External cephalic version
It is possible to manoeuvre the baby from breech to a head-first position. This is done after 37 weeks and the success rate is around 50%, though some doctors are successful as often as 70% of the time. It is useful in that it definitely reduces the number of breech and caesarean births. Around 2.5% of babies flip back to breech after a successful ECV. The doctor places her hands on the womb, and guides the baby through a forward somersault – often the baby seems to get the idea and his kicking helps to complete the turn. Some doctors use a drug to help the womb relax, particularly for first-time mothers. It may be uncomfortable during the turn, but shouldn’t be painful. The baby’s heartbeat is monitored before and after ECV.
It is a safe procedure for the baby, but on the very rare occasion the baby becomes distressed a caesarean delivery will be necessary at that time. Because the baby is mature and facilities for surgery are close at hand, this rare occurrence is still not harmful for the baby.
If an ECV is unsuccessful, it is still possible to have a normal breech birth as discussed above.
Is there anything I can do to make him turn?
There has been a suggestion that spending 15 minutes every 2 hours of the waking day in the knee-chest position will help the baby to turn (Elkin’s manoeuvre). Although the first report of this was very encouraging, subsequent studies have not found it to be useful. There is some evidence that hypnotherapy may be useful, though only one study has looked at this. Acupuncture has been suggested and the results of a more formal study are awaited.
There is no doubt that caesarean section is a safe operation, but it is not without problems, and this is why many doctors and midwives feel strongly that there is still a place for normal breech births. A caesarean section means a stay in hospital of around 4-5 days, a more prolonged recovery, and implications for future pregnancies or operations.

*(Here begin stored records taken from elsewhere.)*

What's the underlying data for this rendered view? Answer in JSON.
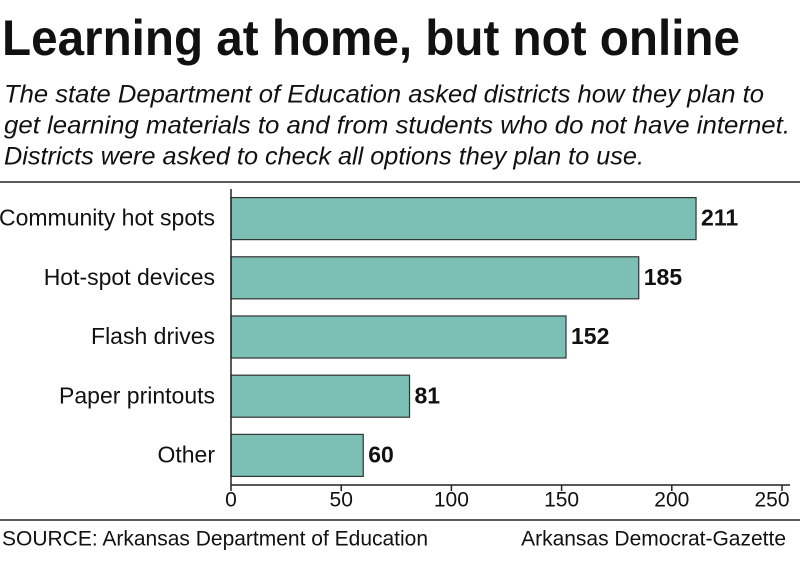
{
  "chart_data": {
    "type": "hbar",
    "title": "Learning at home, but not online",
    "subtitle": [
      "The state Department of Education asked districts how they plan to",
      "get learning materials to and from students who do not have internet.",
      "Districts were asked to check all options they plan to use."
    ],
    "categories": [
      "Community hot spots",
      "Hot-spot devices",
      "Flash drives",
      "Paper printouts",
      "Other"
    ],
    "values": [
      211,
      185,
      152,
      81,
      60
    ],
    "color": "#7bbfb5",
    "xlim": [
      0,
      250
    ],
    "xticks": [
      0,
      50,
      100,
      150,
      200,
      250
    ],
    "source": "SOURCE: Arkansas Department of Education",
    "credit": "Arkansas Democrat-Gazette"
  }
}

Overall the risk of dying following caesarean section is 5 times higher than after a normal birth. Death is, of course, extremely rare, but infections and above average blood loss are very common. Scar tissue formed during the healing can lead to pain and make future operations more difficult. For elective surgery you normally come into hospital either the night before the operation or the morning if it is to be done in the afternoon. Most often an epidural or spinal anaesthetic is advised. This involves a very small needle in the back, which numbs everything below the navel so you feel no pain. Most women feel a bit of tugging & pulling, but it should not be uncomfortable. This type of pain-relief is safer for you than being asleep (general anaesthetic). It also means that you can see your baby immediately, and usually hold him before the operation is finished. You will need to have a drip in your hand and a catheter in the bladder to ensure it is empty. Both of these will be removed the day after the operation.

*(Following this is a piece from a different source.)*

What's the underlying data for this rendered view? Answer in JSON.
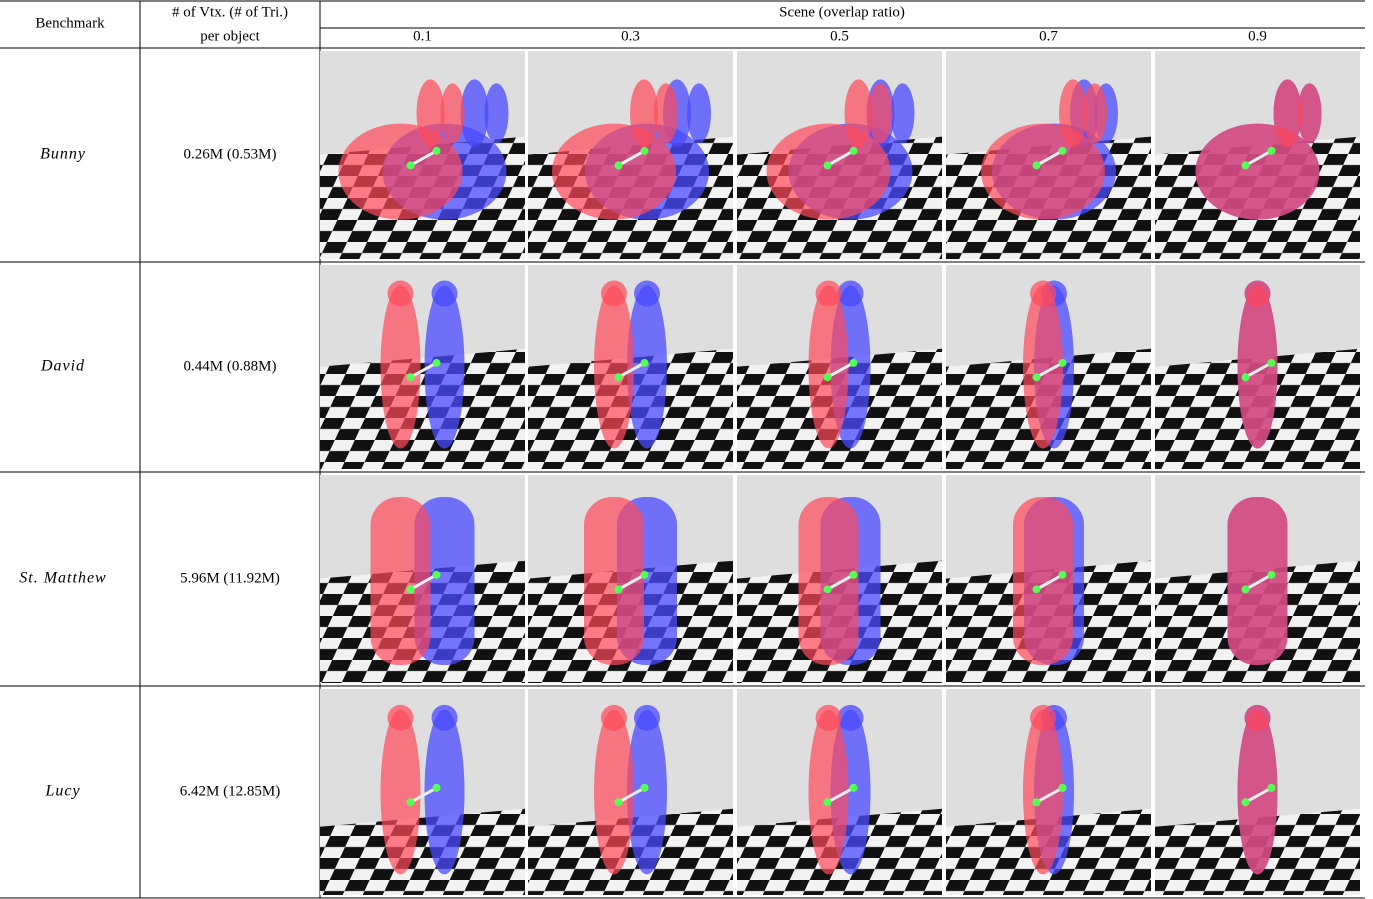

There is rarely a straightforward way to advise on what is the best option if you find your baby to be breech toward the end of pregnancy. The most important thing is that you have considered all the options available and reach a decision that is right for you. Many women feel strongly that a caesarean section is the only acceptable option for them, and few obstetricians would deny them this. Others are very keen to avoid surgery and consider a breech birth just a variation of normal.